Os ataques de 11 de setembro nos Estados Unidos geraram milhares de manifestações artísticas. São murais de desenhos infantis, letras de músicas, fotos gigantes, monumentos feitos de escombros das duas torres e capas de revistas especialmente trabalhadas. Mas ninguém traduziria melhor as angústias, a ansiedade, o medo e o patriotismo dos americanos do que o ilustrador Norman Rockwell (1894-1978). Numa única gravura, ele poderia contar toda a história com objetividade, ironia, humor e profundidade. Foi isso que fez durante sua vida, deixando mais de 4 mil imagens entre telas, 800 capas de revistas e campanhas publicitárias para mais de 150 marcas.

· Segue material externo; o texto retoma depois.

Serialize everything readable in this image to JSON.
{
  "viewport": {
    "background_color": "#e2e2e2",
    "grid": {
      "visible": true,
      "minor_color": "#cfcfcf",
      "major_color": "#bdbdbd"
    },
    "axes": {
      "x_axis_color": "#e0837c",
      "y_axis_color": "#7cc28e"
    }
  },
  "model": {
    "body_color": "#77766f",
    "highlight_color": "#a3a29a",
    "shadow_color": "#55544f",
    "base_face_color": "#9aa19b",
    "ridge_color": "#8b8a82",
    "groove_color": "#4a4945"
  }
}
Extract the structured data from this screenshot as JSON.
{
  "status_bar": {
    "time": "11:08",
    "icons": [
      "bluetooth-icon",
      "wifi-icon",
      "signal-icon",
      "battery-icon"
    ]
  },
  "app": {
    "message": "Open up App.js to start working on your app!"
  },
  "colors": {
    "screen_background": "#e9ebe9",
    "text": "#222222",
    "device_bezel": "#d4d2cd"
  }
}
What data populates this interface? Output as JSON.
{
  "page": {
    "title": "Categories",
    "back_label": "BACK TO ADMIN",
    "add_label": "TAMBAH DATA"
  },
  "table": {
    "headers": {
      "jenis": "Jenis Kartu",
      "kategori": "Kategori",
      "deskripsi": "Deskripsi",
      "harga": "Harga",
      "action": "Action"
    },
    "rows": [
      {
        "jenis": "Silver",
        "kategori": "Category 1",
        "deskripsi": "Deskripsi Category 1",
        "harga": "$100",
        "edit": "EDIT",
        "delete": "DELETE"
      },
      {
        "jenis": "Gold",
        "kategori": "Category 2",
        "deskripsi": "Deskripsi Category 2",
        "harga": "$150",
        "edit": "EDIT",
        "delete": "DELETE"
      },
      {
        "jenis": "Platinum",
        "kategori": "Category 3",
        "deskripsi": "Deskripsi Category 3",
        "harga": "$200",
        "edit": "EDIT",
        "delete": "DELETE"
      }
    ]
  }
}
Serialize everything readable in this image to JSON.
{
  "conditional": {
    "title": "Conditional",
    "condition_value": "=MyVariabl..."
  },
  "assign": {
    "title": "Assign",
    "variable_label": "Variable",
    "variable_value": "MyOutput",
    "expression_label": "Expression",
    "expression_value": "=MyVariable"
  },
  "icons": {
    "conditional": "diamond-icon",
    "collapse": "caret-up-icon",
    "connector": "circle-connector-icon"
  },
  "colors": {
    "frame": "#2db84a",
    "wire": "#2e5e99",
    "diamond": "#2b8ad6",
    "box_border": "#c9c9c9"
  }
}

Adorado pelos americanos, Rockwell viveu numa época em que Jackson Pollock espirrava tinta na tela e Picasso pincelava mulheres com três olhos. Ao contrário de seus contemporâneos, e apesar de admirá-los, Rockwell foi um mestre da comunicação de massa, um Daumier (1808-1879) da América. Assim como o cartunista, escultor e pintor francês, ele retratava o povo, o cotidiano, a vida familiar, o barbeiro, a sorveteria, os escoteiros, cenas de Natal, a babysitter se descabelando com o choro da criança, o jantar de Thanksgiving. O público o entendia. “Lugares comuns nunca se tornam cansativos”, dizia ele. “Somos nós que nos cansamos deles quando deixamos de ser curiosos e apreciativos”. Toda esta relação de carinho e admiração está exposta até o dia 3 março no Guggenheim Museum de Nova York, quase como um presente para uma cidade que nunca esteve tão carente. Intitulada “Norman Rockwell: Pictures of the American People”, ela reúne 70 quadros a óleo e 322 capas da revista The Saturday Evening Post, onde ele trabalhou 47 dos 60 anos de sua carreira – esta é a maior mostra de suas obras, desde sua morte. A exposição está girando o país, com montagem em Atlanta, Washington, Chicago, Phoenix, San Diego, além do próprio museu do artista, na pequena cidade de Stockbridge, em Massachusetts. No Guggenheim, ela ocupa salas laterias em dois andares, enquanto a rotunda central, toda pintada de preto, leva a exposição “Brazil Body and Soul”.

Nova-iorquino, de família simples, Rockwell cresceu numa brownstone da rua 103 esquina com a Avenida Amsterdam. Seu pai trabalhava no escritório de uma firma de tecidos. Sua mãe dizia-se ‘inválida’. A relação com o lápis-de-cor começou já na infância. Ainda jovem, e sempre magrinho, frequentou a Chase School of Fine and Applied Arts. Em 1910, foi aceito pela Art Students League. Seu primeiro trabalho como ilustrador, em 1913, foi na revista Boy’s Life, da Boys Scouts of America, a associação de escoteiros do país. Em 1925, Rockwell ilustrou o primeiro calendário para escoteiros,coisa que acabou fazendo por mais 50 anos. Calcula-se que estes calendários eram consultados 1 bilhão e seiscentas vezes por dia. Fãs de carteirinha incluem Steven Spielberg e Ross Perrot.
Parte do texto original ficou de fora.